Teachers and students use technology in new and ever-changing ways every day. We all receive and communicate information online, and need to acquire a growing set of new skills: everything from how to purchase and read an article online; work collaboratively on a Google Doc; share a YouTube video or write and edit a Wikipedia article.

What is exactly the definition of Digital Literacy? The American Library Association's digital-literacy task force offers this definition: "Digital literacy is the ability to use information and communication technologies to find, evaluate, create, and communicate information, requiring both cognitive and technical skills."

The term Digital Literacy is in fact so wide that some experts prefer to stay away from it, and choose to focus instead on specific skills that mix technology, the internet, and literacy.

For example, the skills of creating digital content.

Creating Content

Digital content creation includes writing a text in digital formats such as email, blogs, Tweets and other social networking, as well as creating other forms of media, such as photos, videos and audio podcasts.

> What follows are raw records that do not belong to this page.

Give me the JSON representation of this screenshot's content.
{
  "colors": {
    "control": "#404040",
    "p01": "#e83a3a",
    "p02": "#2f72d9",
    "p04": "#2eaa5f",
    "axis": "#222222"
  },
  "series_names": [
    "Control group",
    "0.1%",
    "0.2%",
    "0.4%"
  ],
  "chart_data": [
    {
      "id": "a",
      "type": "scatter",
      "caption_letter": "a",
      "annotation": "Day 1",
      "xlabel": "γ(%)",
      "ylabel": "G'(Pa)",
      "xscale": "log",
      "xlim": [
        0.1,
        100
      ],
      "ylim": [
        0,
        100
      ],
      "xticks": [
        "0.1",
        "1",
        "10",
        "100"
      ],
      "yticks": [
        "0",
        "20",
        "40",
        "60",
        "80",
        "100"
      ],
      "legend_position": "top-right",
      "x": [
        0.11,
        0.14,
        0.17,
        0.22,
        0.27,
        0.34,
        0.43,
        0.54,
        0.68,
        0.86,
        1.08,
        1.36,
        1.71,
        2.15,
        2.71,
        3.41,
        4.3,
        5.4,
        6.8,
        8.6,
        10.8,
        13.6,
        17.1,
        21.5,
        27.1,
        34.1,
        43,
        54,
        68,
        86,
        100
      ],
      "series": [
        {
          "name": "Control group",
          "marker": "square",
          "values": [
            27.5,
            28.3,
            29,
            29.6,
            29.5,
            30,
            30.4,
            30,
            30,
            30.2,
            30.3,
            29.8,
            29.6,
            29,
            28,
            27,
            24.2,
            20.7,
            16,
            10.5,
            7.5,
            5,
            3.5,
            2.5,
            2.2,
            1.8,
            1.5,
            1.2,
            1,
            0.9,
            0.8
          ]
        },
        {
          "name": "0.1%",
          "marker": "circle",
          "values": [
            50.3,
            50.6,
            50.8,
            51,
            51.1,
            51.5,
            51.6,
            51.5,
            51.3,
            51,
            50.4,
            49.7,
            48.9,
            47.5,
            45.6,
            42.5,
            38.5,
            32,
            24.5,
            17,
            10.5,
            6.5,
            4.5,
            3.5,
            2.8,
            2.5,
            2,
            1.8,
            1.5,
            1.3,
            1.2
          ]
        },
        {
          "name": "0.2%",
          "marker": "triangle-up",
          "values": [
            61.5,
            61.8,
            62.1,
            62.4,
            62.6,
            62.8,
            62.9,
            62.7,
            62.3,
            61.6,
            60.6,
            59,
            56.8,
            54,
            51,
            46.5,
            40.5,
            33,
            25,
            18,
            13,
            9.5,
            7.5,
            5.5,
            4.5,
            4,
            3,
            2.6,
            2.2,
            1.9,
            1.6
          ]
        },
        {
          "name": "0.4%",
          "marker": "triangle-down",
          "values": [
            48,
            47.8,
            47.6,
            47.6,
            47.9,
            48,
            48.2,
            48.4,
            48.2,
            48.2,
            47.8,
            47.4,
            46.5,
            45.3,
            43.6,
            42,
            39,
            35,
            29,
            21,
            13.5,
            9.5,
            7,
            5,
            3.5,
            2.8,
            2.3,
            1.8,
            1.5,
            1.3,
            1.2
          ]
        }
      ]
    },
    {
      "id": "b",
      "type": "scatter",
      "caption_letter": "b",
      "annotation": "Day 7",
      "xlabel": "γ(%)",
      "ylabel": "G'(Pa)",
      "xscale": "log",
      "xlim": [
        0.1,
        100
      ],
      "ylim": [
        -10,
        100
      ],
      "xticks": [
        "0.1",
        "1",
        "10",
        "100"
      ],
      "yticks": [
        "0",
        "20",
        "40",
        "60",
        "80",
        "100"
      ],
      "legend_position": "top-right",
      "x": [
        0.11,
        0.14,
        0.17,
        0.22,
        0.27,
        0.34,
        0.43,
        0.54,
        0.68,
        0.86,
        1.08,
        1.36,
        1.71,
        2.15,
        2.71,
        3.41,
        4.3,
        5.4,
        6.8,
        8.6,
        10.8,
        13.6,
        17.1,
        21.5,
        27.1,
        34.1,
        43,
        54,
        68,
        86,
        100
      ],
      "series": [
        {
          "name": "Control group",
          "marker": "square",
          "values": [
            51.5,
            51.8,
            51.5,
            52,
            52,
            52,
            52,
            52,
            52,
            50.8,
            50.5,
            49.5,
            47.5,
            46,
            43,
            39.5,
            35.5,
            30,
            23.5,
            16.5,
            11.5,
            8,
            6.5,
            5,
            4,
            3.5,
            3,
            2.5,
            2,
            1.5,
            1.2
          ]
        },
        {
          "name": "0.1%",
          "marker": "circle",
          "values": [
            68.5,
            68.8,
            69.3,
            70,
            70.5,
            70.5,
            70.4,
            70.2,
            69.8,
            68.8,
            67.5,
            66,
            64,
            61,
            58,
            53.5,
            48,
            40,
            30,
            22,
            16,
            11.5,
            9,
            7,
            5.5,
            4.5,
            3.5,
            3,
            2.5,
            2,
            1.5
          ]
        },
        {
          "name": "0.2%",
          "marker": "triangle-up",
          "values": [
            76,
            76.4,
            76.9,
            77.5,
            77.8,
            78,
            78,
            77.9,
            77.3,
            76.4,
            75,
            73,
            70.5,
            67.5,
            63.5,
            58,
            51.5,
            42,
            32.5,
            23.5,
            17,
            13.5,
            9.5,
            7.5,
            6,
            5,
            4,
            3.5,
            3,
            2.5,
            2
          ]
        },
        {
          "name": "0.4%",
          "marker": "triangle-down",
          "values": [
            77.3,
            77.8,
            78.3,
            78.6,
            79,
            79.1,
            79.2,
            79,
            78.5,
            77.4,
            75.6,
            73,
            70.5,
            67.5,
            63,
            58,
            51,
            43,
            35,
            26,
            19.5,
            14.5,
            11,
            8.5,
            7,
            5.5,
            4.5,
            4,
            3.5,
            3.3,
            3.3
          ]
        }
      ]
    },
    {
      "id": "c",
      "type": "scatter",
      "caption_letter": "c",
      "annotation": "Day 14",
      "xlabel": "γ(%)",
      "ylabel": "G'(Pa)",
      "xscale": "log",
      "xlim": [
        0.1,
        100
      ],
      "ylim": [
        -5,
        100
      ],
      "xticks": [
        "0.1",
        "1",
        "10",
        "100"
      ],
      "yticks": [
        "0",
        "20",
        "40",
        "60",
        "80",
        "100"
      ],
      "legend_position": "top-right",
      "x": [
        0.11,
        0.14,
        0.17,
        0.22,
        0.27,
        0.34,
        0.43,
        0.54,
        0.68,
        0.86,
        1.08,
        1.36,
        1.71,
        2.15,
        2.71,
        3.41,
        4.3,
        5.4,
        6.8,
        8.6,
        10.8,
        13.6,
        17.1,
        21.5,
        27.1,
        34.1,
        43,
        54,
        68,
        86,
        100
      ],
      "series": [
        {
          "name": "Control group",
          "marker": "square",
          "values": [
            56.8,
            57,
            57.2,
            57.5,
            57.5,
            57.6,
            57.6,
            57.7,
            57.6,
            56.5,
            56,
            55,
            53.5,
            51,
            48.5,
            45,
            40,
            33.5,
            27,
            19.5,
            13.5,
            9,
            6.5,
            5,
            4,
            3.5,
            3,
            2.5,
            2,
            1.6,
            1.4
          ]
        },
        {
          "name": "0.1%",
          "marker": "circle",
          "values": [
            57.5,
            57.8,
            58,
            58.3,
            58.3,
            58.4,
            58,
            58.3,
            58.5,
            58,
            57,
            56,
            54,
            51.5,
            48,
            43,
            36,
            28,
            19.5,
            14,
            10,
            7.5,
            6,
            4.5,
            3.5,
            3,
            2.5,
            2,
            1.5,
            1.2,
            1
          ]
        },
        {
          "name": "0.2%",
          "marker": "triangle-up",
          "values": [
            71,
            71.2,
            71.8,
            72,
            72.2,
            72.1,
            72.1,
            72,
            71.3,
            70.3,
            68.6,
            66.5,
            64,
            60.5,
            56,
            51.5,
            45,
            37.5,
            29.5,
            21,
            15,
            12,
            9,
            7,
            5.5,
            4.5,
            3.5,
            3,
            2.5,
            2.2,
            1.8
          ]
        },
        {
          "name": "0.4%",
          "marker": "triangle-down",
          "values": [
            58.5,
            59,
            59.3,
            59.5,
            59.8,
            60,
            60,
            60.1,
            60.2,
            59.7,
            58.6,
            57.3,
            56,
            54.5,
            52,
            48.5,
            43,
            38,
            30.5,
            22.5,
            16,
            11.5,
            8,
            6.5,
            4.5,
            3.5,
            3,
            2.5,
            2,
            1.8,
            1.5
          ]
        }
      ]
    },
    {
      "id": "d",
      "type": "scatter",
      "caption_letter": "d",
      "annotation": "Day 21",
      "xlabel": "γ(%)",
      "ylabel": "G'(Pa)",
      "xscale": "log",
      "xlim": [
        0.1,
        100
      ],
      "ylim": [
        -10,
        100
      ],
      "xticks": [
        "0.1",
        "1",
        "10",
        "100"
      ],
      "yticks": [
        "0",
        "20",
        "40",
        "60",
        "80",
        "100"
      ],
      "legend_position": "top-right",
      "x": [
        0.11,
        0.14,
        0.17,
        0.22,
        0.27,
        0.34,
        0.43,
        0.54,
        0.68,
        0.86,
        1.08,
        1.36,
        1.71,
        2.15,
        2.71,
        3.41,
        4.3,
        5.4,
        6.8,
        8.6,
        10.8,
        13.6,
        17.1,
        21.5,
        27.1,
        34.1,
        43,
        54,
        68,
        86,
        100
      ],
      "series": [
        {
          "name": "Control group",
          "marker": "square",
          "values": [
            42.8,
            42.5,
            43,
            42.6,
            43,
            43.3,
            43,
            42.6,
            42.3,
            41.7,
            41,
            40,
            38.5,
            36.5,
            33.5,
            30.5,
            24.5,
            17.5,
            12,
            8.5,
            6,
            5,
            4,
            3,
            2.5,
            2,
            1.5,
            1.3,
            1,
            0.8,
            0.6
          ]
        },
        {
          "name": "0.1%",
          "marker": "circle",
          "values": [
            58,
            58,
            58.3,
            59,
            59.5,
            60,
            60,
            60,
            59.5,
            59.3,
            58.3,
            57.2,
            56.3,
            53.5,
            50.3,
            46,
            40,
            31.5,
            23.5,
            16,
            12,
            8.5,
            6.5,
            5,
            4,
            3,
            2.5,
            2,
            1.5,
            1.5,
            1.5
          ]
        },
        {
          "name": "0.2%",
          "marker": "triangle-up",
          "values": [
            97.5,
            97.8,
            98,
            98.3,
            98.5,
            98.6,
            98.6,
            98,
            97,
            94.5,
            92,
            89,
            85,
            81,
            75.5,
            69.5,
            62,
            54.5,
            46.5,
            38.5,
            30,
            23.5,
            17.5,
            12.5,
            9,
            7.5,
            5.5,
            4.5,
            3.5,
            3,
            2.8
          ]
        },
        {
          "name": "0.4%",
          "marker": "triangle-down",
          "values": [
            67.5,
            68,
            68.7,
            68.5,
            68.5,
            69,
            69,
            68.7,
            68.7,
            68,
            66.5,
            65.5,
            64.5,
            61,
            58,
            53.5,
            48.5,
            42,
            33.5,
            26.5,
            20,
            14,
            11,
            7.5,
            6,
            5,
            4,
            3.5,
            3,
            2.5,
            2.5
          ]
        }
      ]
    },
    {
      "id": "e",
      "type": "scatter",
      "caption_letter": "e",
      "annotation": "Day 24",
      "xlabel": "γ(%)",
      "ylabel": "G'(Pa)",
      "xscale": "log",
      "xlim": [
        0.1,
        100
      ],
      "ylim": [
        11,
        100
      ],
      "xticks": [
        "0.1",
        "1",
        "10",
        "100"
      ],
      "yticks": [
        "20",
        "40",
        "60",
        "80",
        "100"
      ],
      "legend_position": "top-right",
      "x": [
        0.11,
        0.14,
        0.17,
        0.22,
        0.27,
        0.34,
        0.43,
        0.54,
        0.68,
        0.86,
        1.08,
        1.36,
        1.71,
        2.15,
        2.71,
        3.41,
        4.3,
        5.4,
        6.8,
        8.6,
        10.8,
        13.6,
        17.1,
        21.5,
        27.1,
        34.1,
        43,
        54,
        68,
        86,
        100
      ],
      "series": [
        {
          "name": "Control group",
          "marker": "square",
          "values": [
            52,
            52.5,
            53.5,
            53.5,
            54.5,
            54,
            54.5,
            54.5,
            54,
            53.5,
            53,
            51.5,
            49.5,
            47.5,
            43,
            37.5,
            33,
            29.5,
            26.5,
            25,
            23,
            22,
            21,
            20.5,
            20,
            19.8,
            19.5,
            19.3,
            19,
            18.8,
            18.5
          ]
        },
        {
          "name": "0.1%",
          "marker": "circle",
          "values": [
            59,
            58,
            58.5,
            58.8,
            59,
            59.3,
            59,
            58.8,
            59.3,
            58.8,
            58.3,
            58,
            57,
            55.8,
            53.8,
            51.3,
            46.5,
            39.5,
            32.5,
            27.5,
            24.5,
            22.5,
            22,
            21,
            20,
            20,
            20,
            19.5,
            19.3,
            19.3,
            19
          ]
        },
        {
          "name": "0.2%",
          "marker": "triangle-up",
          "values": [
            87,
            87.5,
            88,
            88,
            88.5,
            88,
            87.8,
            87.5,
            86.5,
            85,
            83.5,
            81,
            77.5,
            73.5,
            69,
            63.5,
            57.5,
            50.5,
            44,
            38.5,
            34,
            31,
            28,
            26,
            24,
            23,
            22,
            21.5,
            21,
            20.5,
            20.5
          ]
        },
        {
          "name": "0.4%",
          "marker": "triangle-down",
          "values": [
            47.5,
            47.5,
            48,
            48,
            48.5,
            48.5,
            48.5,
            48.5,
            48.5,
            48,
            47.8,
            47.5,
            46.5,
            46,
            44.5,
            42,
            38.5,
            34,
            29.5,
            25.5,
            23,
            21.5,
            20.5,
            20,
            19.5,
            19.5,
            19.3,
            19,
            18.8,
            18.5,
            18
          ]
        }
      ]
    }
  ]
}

An article titled “What Is Digital Literacy?” published last year in Education Week, the newspaper covering K–12 education, quotes Renee Hobbs, a professor of communication studies at the University of Rhode Island, defining digital authorship as "a form of social power."

Creating digital content is a "creative and collaborative process that involves experimentation and risk-taking," she said. There's more risk-taking (in digital authorship) than in print writing because digital writing is so often meant to be shared.

That makes digital writing a potentially powerful lever for social good, allowing

students to "actively participate in civic society and contribute to a vibrant, informed, and engaged community," the American Library Association notes in the article.

It also makes digital writing a potentially dangerous tool—decisions about when and what to share online can have repercussions for a student's safety, privacy, and reputation.

"We need to help kids see they can use digital tools to create things and put things out into the world, but there's responsibility that comes with that," said Lisa Maucione, who is a reading specialist for the Dartmouth public schools in Massachusetts.

Digital literacy is one of the most important 21st-century skills students need to be taught at high school. When students learn the importance of expressing themselves proactively online, they get the tools for creating a space for themselves, as well as opportunities that can transcend differences of economic, social, or racial backgrounds.